His hand grasps mine with a small tug. ‘Look at me.’ As I do so, he asks simply, ‘You don’t see yourself very clearly at all, do you?’
‘I bloody do, that’s why I don’t get what you see in me! Girls like Nina—’ I reply, breath tight in my chest and beginning to feel overwhelmed. Distraugh
t, even.
‘Who is this Nina who wears matching hosiery?’
‘Be serious,’ I reply through a reluctant laugh, even as tears shake on my eyelids.
‘No. Tell me, who is this paragon so sensibly clad?’

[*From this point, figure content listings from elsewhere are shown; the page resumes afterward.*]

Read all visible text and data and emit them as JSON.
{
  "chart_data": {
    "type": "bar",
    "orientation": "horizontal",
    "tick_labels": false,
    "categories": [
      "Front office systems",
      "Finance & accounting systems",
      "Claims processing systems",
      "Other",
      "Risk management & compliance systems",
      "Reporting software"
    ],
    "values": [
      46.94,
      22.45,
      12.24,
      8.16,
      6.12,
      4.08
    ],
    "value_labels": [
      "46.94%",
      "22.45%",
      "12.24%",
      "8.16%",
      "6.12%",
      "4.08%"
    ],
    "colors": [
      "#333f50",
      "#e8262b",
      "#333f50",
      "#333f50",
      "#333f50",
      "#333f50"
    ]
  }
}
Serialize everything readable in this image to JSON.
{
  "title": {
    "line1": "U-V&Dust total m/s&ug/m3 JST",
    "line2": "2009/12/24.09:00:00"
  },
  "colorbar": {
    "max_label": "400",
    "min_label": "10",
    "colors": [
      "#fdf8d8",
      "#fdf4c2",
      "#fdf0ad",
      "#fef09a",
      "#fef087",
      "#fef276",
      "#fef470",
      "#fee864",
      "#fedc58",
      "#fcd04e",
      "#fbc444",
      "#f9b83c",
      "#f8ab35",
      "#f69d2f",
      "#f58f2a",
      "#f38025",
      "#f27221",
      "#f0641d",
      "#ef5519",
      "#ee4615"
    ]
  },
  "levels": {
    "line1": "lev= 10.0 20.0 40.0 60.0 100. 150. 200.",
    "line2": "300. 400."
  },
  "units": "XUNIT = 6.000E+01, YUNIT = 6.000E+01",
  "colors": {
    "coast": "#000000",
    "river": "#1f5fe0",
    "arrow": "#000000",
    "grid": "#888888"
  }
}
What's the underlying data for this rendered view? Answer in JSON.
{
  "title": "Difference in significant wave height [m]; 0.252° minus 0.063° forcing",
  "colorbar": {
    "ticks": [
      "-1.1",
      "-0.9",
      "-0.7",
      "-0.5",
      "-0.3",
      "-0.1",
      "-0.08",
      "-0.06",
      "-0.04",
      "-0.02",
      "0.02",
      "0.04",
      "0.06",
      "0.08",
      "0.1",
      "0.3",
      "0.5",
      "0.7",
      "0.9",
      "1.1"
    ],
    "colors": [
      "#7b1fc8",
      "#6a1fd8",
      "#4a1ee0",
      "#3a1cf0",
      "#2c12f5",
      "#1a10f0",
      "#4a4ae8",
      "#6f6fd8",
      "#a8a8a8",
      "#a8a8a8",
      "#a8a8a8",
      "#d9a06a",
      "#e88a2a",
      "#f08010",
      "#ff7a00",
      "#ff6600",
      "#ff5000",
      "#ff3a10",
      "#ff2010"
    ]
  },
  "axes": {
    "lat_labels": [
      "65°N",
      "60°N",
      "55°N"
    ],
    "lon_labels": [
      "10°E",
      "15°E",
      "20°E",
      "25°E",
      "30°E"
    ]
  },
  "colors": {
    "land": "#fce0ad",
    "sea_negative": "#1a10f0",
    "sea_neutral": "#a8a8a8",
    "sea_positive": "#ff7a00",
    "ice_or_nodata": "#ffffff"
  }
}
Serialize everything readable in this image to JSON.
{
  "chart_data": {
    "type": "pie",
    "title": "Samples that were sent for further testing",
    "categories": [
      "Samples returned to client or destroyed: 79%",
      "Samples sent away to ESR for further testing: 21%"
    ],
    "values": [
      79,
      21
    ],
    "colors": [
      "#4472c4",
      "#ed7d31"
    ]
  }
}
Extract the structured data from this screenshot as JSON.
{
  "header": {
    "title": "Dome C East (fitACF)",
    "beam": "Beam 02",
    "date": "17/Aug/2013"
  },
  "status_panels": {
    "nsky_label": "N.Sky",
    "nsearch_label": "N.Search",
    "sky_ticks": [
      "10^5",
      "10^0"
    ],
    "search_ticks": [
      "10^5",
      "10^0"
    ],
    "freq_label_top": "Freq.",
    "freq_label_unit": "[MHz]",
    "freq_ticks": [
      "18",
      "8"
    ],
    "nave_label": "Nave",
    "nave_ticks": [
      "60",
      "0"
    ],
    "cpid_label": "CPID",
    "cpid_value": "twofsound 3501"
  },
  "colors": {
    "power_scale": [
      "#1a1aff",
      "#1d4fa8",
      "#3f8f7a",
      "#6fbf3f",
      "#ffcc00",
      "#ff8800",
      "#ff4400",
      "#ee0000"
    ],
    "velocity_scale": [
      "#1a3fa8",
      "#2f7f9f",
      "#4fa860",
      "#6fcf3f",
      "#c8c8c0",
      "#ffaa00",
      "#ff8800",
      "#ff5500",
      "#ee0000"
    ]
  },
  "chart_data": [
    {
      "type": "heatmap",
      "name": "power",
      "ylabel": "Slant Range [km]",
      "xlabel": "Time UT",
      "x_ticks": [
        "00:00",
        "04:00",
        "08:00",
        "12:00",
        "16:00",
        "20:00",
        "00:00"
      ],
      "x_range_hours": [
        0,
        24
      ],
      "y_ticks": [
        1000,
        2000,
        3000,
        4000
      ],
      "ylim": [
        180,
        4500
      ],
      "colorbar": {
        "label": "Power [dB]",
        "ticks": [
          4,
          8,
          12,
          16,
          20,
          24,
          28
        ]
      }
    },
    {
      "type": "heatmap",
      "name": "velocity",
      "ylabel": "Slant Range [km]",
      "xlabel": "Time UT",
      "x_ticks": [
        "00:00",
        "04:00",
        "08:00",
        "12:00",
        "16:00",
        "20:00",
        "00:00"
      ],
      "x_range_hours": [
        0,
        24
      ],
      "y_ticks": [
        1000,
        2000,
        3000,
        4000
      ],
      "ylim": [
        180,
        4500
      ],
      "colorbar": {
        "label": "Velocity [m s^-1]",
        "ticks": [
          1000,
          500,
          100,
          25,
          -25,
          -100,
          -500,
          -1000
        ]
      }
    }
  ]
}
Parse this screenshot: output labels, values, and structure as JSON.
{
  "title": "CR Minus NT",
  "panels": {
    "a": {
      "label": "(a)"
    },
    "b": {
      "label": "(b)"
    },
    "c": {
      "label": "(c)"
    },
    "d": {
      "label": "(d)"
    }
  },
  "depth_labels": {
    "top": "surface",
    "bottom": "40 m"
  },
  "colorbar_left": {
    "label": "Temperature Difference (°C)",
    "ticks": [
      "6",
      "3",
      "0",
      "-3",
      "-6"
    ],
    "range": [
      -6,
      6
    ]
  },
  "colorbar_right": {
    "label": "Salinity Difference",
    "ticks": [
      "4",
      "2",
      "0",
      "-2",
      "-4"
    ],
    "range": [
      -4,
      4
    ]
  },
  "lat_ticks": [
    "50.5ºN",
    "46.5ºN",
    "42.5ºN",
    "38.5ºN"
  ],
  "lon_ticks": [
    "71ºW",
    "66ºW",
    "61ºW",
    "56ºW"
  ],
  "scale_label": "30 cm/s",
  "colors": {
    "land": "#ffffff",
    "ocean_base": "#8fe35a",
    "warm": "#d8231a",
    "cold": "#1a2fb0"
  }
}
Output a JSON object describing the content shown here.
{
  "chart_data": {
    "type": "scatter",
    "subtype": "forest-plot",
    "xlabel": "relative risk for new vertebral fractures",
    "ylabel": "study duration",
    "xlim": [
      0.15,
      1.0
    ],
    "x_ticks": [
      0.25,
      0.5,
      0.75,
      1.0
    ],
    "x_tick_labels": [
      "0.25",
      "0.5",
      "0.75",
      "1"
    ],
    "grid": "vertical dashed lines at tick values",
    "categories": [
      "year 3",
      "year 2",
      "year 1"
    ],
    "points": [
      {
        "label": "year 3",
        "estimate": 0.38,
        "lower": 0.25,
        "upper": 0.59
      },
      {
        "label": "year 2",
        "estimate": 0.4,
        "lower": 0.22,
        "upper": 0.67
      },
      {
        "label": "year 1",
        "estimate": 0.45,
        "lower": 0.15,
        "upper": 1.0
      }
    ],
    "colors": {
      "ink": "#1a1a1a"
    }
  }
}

‘The hostie, a member of the cabin crew.’ I point vaguely along the aisle, though she’s no longer in sight. ‘The chick who just filled my glass! Girls like her are the human equivalent of thoroughbreds—women with pedigrees! I’m more—’
We answer simultaneously.
‘A mad poodle?’
‘Total mutt!’
‘I told you you’d suffer drinking champagne.’
‘I’m not.’
‘Though I’ve never known Dom to induce delirium.’ He takes the glass from my hand, setting it down and taking my hands palm to palm, encircling them in his much larger ones. Just then it occurs to me, just as he is the master of non-expression, he does, when the mood takes him, wear his passions quite clearly on his sleeve as the corner of his mouth curls, an expression of adoration kindling in his gaze.
‘If I were to indulge your alcohol induced morbidity, which I’m not, I might tell you women like Nina are much like wine.’
‘Because,’ I add haltingly, having heard this joke before and not at all impressed with its current use. ‘They get better with age?’ So not making me feel better, btw.
‘No, because they’re available in bars and restaurants everywhere.’
I laugh, despite myself, his mouth curling further and mirroring mine, before his countenance returns to mockingly stern.
‘And by that, I mean commonplace. But if I were to indulge you, I’d tell you you’re a completely unaffected beauty, who somehow never manages to see the gazes of men following her. I’d tell you you’ve a lightness of heart that’s infectious, that when you’ve your colours flying and you’re all deliciously pink and discomforted—yes, just like now—I desire you like nothing else. In fact, you’re quite like no one I’ve ever known. But I’m not saying any of those things simply to make you feel better, even though they’re true, because I’m not going to indulge you, you see. What I will say, sweetheart, is that what I see in you is my future.’